Since January we have had a friend of J’s living with us. It started off as a “Could E stay until the end of his course next week” and has stretched into a couple of months. It was evident pretty early on that this friend needed a shoulder, a hand to hold on to.
As a 21 year old transgender male, E had not accessed any services. Living in a rural part of NSW, just over the NSW / Vic border there was even confusion about where he should have initial appointments. Toss in parents who are, naturally, confused, angry and not accepting and we had a young man who could not go home, either to mum or dad.

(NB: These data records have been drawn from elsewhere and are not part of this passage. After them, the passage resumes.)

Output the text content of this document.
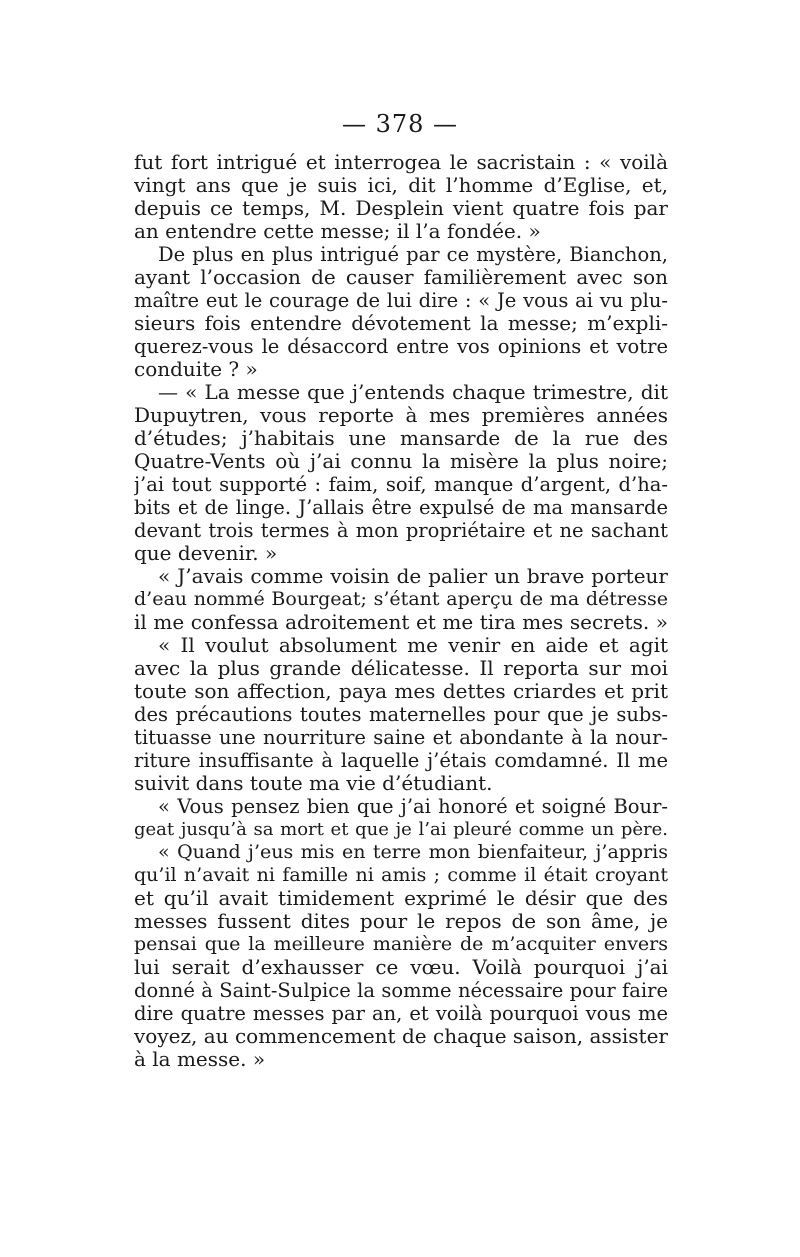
— 378 —
fut fort intrigué et interrogea le sacristain : « voilà
vingt ans que je suis ici, dit l’homme d’Eglise, et,
depuis ce temps, M. Desplein vient quatre fois par
an entendre cette messe; il l’a fondée. »
De plus en plus intrigué par ce mystère, Bianchon,
ayant l’occasion de causer familièrement avec son
maître eut le courage de lui dire : « Je vous ai vu plu-
sieurs fois entendre dévotement la messe; m’expli-
querez-vous le désaccord entre vos opinions et votre
conduite ? »
— « La messe que j’entends chaque trimestre, dit
Dupuytren, vous reporte à mes premières années
d’études; j’habitais une mansarde de la rue des
Quatre-Vents où j’ai connu la misère la plus noire;
j’ai tout supporté : faim, soif, manque d’argent, d’ha-
bits et de linge. J’allais être expulsé de ma mansarde
devant trois termes à mon propriétaire et ne sachant
que devenir. »
« J’avais comme voisin de palier un brave porteur
d’eau nommé Bourgeat; s’étant aperçu de ma détresse
il me confessa adroitement et me tira mes secrets. »
« Il voulut absolument me venir en aide et agit
avec la plus grande délicatesse. Il reporta sur moi
toute son affection, paya mes dettes criardes et prit
des précautions toutes maternelles pour que je subs-
tituasse une nourriture saine et abondante à la nour-
riture insuffisante à laquelle j’étais comdamné. Il me
suivit dans toute ma vie d’étudiant.
« Vous pensez bien que j’ai honoré et soigné Bour-
geat jusqu’à sa mort et que je l’ai pleuré comme un père.
« Quand j’eus mis en terre mon bienfaiteur, j’appris
qu’il n’avait ni famille ni amis ; comme il était croyant
et qu’il avait timidement exprimé le désir que des
messes fussent dites pour le repos de son âme, je
pensai que la meilleure manière de m’acquiter envers
lui serait d’exhausser ce vœu. Voilà pourquoi j’ai
donné à Saint-Sulpice la somme nécessaire pour faire
dire quatre messes par an, et voilà pourquoi vous me
voyez, au commencement de chaque saison, assister
à la messe. »
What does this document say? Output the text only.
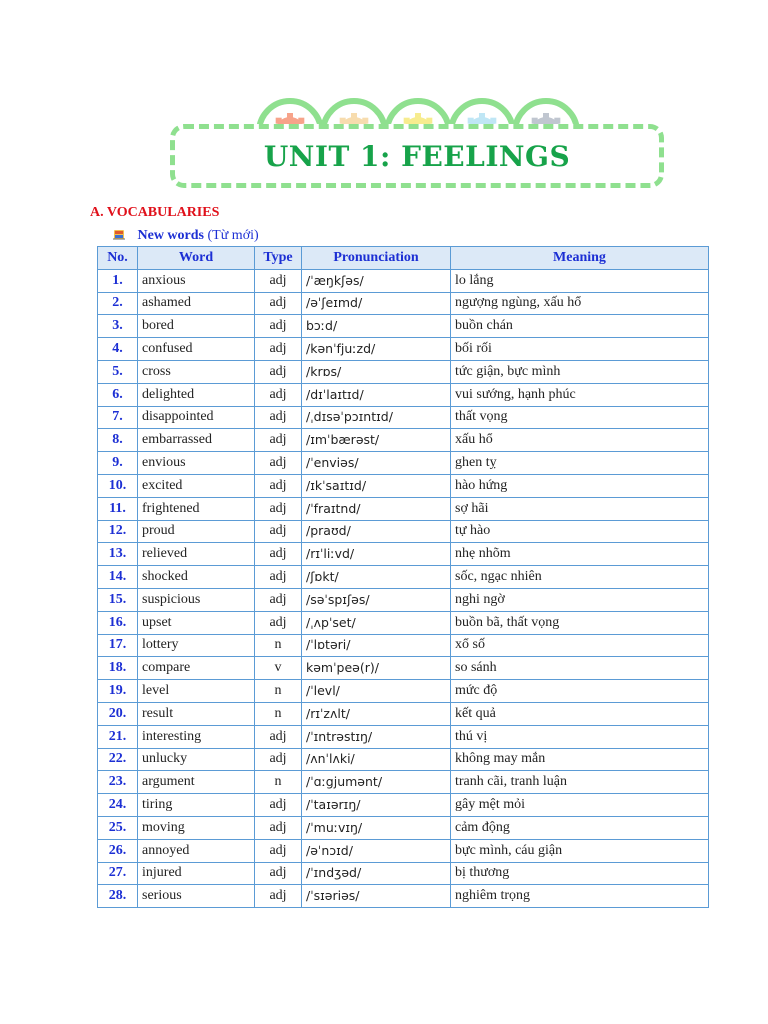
UNIT 1: FEELINGS
A. VOCABULARIES
New words (Từ mới)
No.	Word	Type	Pronunciation	Meaning
1.	anxious	adj	/ˈæŋkʃəs/	lo lắng
2.	ashamed	adj	/əˈʃeɪmd/	ngượng ngùng, xấu hổ
3.	bored	adj	bɔːd/	buồn chán
4.	confused	adj	/kənˈfjuːzd/	bối rối
5.	cross	adj	/krɒs/	tức giận, bực mình
6.	delighted	adj	/dɪˈlaɪtɪd/	vui sướng, hạnh phúc
7.	disappointed	adj	/ˌdɪsəˈpɔɪntɪd/	thất vọng
8.	embarrassed	adj	/ɪmˈbærəst/	xấu hổ
9.	envious	adj	/ˈenviəs/	ghen tỵ
10.	excited	adj	/ɪkˈsaɪtɪd/	hào hứng
11.	frightened	adj	/ˈfraɪtnd/	sợ hãi
12.	proud	adj	/praʊd/	tự hào
13.	relieved	adj	/rɪˈliːvd/	nhẹ nhõm
14.	shocked	adj	/ʃɒkt/	sốc, ngạc nhiên
15.	suspicious	adj	/səˈspɪʃəs/	nghi ngờ
16.	upset	adj	/ˌʌpˈset/	buồn bã, thất vọng
17.	lottery	n	/ˈlɒtəri/	xổ số
18.	compare	v	kəmˈpeə(r)/	so sánh
19.	level	n	/ˈlevl/	mức độ
20.	result	n	/rɪˈzʌlt/	kết quả
21.	interesting	adj	/ˈɪntrəstɪŋ/	thú vị
22.	unlucky	adj	/ʌnˈlʌki/	không may mắn
23.	argument	n	/ˈɑːgjumənt/	tranh cãi, tranh luận
24.	tiring	adj	/ˈtaɪərɪŋ/	gây mệt mỏi
25.	moving	adj	/ˈmuːvɪŋ/	cảm động
26.	annoyed	adj	/əˈnɔɪd/	bực mình, cáu giận
27.	injured	adj	/ˈɪndʒəd/	bị thương
28.	serious	adj	/ˈsɪəriəs/	nghiêm trọng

I have had plenty of reason to thank the love of a benevolent god that led me to some amazing GP’s in my area. My GP has taken over Jeremy’s treatment as the clinic that I thought we were going to does not have the capacity to take over J’s regular testosterone shots. This lovely GP has also assisted E in accessing services so he now has a referral to the adult gender clinic in our city and will receive assessment and initial treatment. We have talked through this option and reassured him that this a good thing, despite some negative comments there is a perception that this clinic is not the best. What I will say is that those who speak highly, speak really highly of the treatment that they receive and that is good enough for me as a starter.
J is still looking for work. The small voice of my baby that asks “are employers looking at my Facebook and deciding that they don’t like me” is so full of self doubt that it tears at my heart. E is also looking for work, he is unable to access Centrelink as his parents both say that he can come home, which technically he could. But he is reluctant to go home to a place where his previous name is used or he is told that being transgender “isn’t a thing”. So they are home, trying to stay active and keep the house clean. E is doing some baby sitting. But I get that it is hard. Jeremy has a hotchpotch of ID, the guy can’t even buy beer because he can’t prove who he is and that is purely down to our disorganisation. E has to look for work using his previous name because this is all so new he has not had the resources to even take the first step.
With 1.2% (approx) of the population being transgender and with awareness of transgender issues growing, the limited resources that are established are not meeting the need in our state, unless you can pay. For some young people $60 for an initial GP consultation is beyond their means. I am eternally grateful that those services are there though. That doesn’t change the fact though that vulnerable young people need a helping hand navigating through the medical system.
I have no answer today. I have to keep in mind that each person’s journey is unique and there is never a one size fits all solution. I am pretty stoked that there is a light for E as he sends off his info and waits for his first appointment.
March 28, 2016 at 12:11 pm
Although awareness is growing, there is so much that people don’t realize about our kids’ journeys- the difficulty encountered when searching for quality healthcare, a job, and getting all paperwork in order. And while there are probably many people who would employ a trans person without a second thought, they don’t realize how stressful it is for our kids to apply for jobs and put themselves out there…. It’s awesome that you are helping out E. It makes my heart ache to think of the kids whose parents are just not ready to be on the same page as their kids when it comes to this.